Deubrook Area ended up third with 51.5 points while Ipswich was fourth with 49.
“A state title would be nice, but it doesn’t always happen and that’s OK,” said Schroeder, who set PRs in both the 1600 and 3200 to finish higher than his incoming seed in both races to help give the Bearcats a crack at the team title. “That was my first time going sub-10:00 in the 2-mile so I was really happy with that.”
Lasting perspectives
Really, the entire boys team should be happy with how the season turned out and how far they came from the start of the spring. All three coaches acknowledge that.
“Everybody worked hard to be ready for moments like this,” Shape said. “It took everybody, from coaches to athletes being disciplined and getting the rest they need. To come here and put on a show like this and be in the running right until the end, you couldn’t ask for anything more.”
“A lot of hard work,” said Billy Beseman, another assistant coach for the FAM boys, when asked to summarize the season. “With the weather, with living in South Dakota and the wind, it was a slow start to the season, but everyone kept their focus, kept the faith, and it was fun seeing everything come together very quickly at end of the season.”
As for the team effort that fell just short, it’s easy to look back at the “what-ifs.” Had McConniel finished second instead of third in the mile — he got edged by 0.02 — the Bearcats would have scored eight points instead of six.
“I swore I was in front of him,” said McConniel. “But it happened; you can’t go back.”
Had McConniel caught Gregory in the sprint medley relay instead of finishing second by 0.37 — that’s a four point swing.
Had Preheim finished second in the 200 instead of third — his spot going into the final — it would have been a two-point swing in favor of FAM.
And had the boys finished better than fourth in the 4×800 — which they believed they could — it might have made the difference.
“There’s a whole bunch of different situations you can look back on over the entire meet and be like, ‘Well if we had done this, or this other thing had happened, we would have won it,’” said Ortman. “It’s crazy to think about.”

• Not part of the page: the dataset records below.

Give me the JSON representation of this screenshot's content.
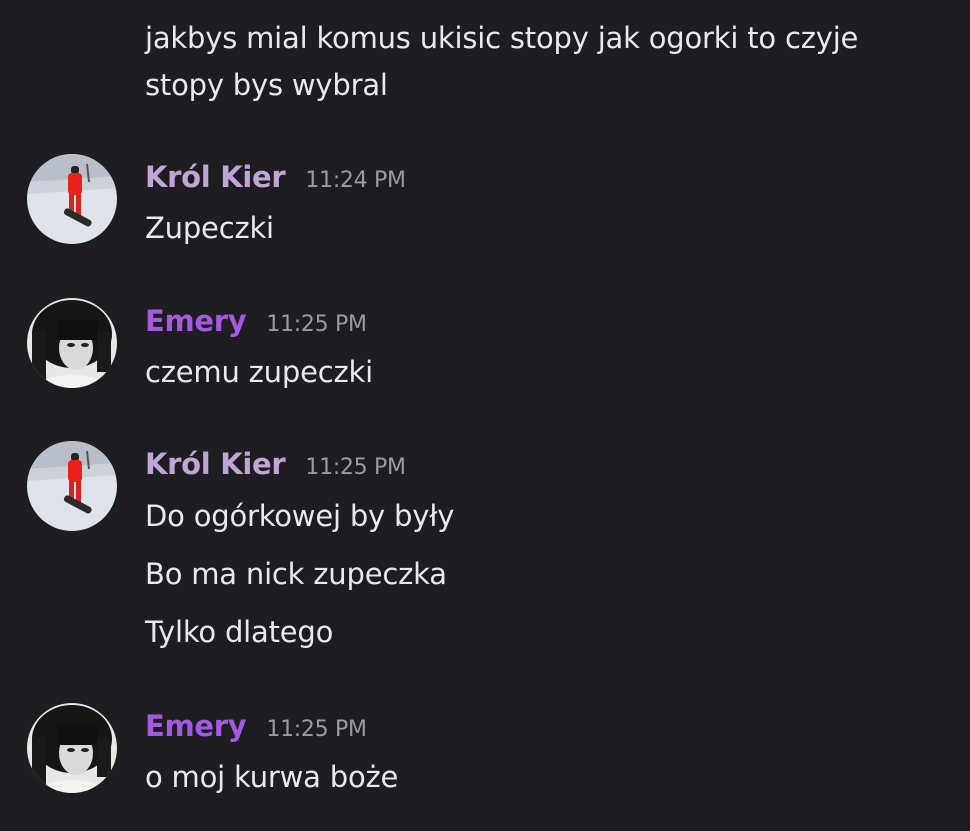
{
  "colors": {
    "background": "#1c1c21",
    "text": "#e9e9ec",
    "timestamp": "#9a9aa3",
    "krol_kier_name": "#c1a5d6",
    "emery_name": "#a35ae0"
  },
  "messages": [
    {
      "continuation": true,
      "lines": [
        "jakbys mial komus ukisic stopy jak ogorki to czyje",
        "stopy bys wybral"
      ]
    },
    {
      "author": "Król Kier",
      "avatar": "snowboarder-avatar",
      "time": "11:24 PM",
      "lines": [
        "Zupeczki"
      ]
    },
    {
      "author": "Emery",
      "avatar": "bw-portrait-avatar",
      "time": "11:25 PM",
      "lines": [
        "czemu zupeczki"
      ]
    },
    {
      "author": "Król Kier",
      "avatar": "snowboarder-avatar",
      "time": "11:25 PM",
      "lines": [
        "Do ogórkowej by były",
        "Bo ma nick zupeczka",
        "Tylko dlatego"
      ]
    },
    {
      "author": "Emery",
      "avatar": "bw-portrait-avatar",
      "time": "11:25 PM",
      "lines": [
        "o moj kurwa boże"
      ]
    }
  ]
}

Ortman and Schroeder both said goodbye to prep athletics on Saturday, and both have nothing but great things to say about competing for the Bearcats.
“It’s been a real joy,” said Schroeder, who is going on to run at Dordt University in Sioux Center, Iowa. “I’ve really enjoyed running with Finley; we ran pretty much everything together this season and I’m really going to miss it.”

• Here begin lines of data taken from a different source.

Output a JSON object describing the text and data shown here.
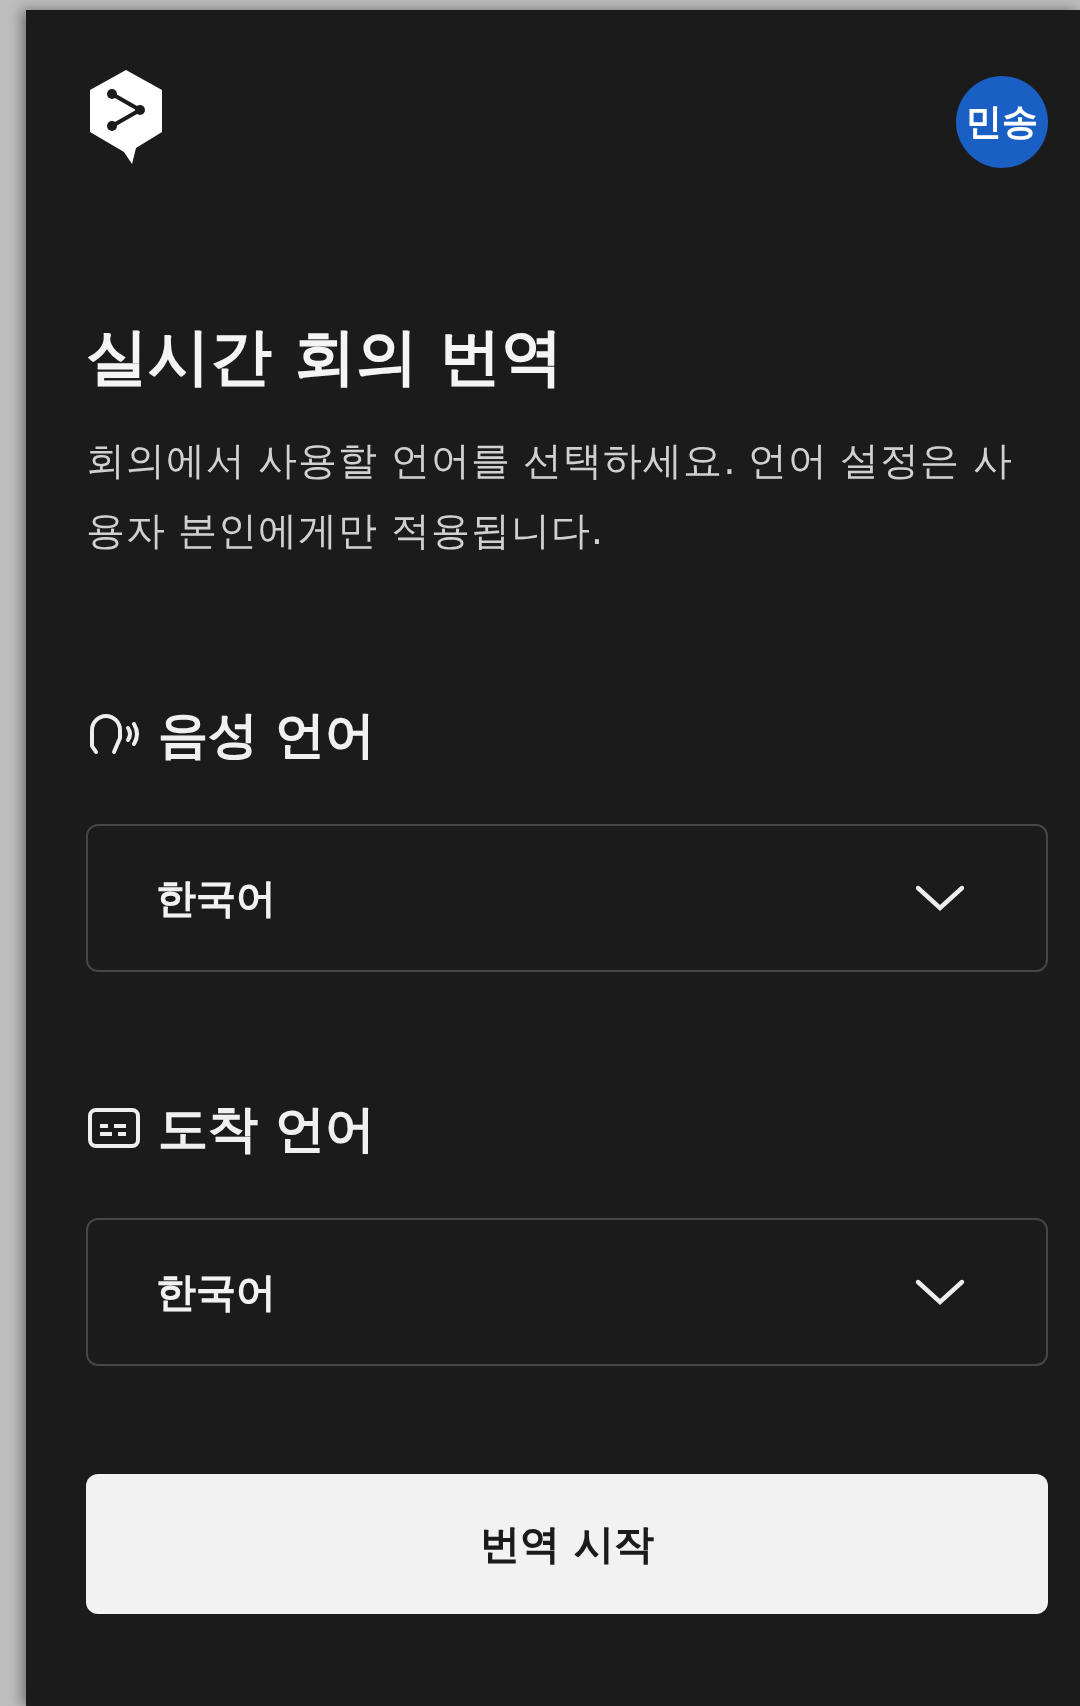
{
  "header": {
    "avatar": "민송"
  },
  "title": "실시간 회의 번역",
  "description": "회의에서 사용할 언어를 선택하세요. 언어 설정은 사용자 본인에게만 적용됩니다.",
  "languages": [
    {
      "kind": "voice",
      "label": "음성 언어",
      "value": "한국어"
    },
    {
      "kind": "target",
      "label": "도착 언어",
      "value": "한국어"
    }
  ],
  "start_button": "번역 시작"
}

Schroeder also gave a shout-out to his coaches, including Koerner, who has helped build both him and McConniel into multiple state medal-runners in the sport of cross-country, as well. “Suzanne has been one of the best coaches I have ever had and Billy has been great, too. I wouldn’t pick anyone else over them.”
“It’s been a blast — an absolute blast,” said Ortman. “They’re all great guys; they’re a lot of fun to run with and play sports with. I’ve played multiple sports with most of them. It’s very much a brotherhood. There’s never been a year where I’ve regretted doing this.

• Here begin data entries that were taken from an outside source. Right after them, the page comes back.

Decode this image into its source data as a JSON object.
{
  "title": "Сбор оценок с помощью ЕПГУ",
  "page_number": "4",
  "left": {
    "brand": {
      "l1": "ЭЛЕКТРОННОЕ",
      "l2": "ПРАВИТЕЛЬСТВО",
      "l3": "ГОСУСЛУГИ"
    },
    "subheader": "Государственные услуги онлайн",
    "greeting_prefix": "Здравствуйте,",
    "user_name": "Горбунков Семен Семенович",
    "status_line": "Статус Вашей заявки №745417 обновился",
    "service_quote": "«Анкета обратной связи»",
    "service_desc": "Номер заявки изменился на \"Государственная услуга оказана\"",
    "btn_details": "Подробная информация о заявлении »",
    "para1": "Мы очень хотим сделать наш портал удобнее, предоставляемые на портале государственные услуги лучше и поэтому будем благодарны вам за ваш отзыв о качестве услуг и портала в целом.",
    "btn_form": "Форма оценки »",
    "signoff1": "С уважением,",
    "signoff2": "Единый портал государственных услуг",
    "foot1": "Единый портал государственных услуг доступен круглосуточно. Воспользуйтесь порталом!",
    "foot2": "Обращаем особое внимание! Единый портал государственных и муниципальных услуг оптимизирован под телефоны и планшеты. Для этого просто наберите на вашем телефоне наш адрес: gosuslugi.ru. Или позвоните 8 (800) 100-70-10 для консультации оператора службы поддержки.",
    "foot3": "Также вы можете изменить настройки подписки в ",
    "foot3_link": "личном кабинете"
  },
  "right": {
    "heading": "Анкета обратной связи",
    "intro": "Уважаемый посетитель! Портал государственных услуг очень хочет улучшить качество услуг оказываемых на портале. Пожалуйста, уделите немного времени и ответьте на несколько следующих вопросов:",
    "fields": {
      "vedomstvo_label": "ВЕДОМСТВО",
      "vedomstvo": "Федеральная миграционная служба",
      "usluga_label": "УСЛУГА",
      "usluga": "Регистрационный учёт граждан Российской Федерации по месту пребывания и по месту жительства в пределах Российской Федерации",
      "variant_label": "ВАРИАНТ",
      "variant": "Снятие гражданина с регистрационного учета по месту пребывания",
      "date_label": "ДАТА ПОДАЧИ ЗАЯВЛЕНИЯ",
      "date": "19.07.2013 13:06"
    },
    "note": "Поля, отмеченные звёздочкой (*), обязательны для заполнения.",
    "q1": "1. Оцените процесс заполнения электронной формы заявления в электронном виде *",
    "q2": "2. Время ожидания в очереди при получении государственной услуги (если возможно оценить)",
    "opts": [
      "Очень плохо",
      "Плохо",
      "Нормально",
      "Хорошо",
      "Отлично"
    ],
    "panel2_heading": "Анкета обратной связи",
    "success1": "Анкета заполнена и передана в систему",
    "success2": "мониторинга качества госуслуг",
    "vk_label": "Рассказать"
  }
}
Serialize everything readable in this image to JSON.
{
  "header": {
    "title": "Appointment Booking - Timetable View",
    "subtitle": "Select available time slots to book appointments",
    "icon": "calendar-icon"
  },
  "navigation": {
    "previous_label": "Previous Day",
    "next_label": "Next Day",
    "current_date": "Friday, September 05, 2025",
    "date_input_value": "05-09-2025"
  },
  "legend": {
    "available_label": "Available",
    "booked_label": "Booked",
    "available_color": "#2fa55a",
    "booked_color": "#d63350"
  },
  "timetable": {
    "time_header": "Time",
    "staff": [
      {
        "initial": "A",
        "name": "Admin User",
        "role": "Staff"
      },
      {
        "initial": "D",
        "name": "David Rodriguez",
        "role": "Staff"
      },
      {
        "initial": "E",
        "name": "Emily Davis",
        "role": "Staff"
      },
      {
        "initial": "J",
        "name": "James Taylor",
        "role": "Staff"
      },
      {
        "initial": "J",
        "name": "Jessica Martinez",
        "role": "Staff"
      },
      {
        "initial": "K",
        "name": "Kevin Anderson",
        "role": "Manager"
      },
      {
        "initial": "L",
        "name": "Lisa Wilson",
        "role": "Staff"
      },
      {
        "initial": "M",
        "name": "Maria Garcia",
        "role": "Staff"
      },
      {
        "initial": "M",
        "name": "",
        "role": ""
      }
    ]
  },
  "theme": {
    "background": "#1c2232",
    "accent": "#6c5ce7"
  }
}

“And they’ll be fun to watch next year,” he continued. “They’ll be right there at the end and it’s probably going to be Gregory and us again. I’m looking forward to seeing what happens.”
Indeed, look for the FAM boys to come out both strong and highly motivated in 2025. In addition to McConniel, Preheim, Sperling and Weber, the Bearcats will return two others who competed in individual evets at state last week: Donlan in the high jump and freshman Domani Butler in the 300 hurdles.
“We lose two solid kids, but the others are going to be that much stronger as they get a year older,” said Koerner. “And having tasted this makes it a real thing — not just a pipe dream, but something that’s achievable.”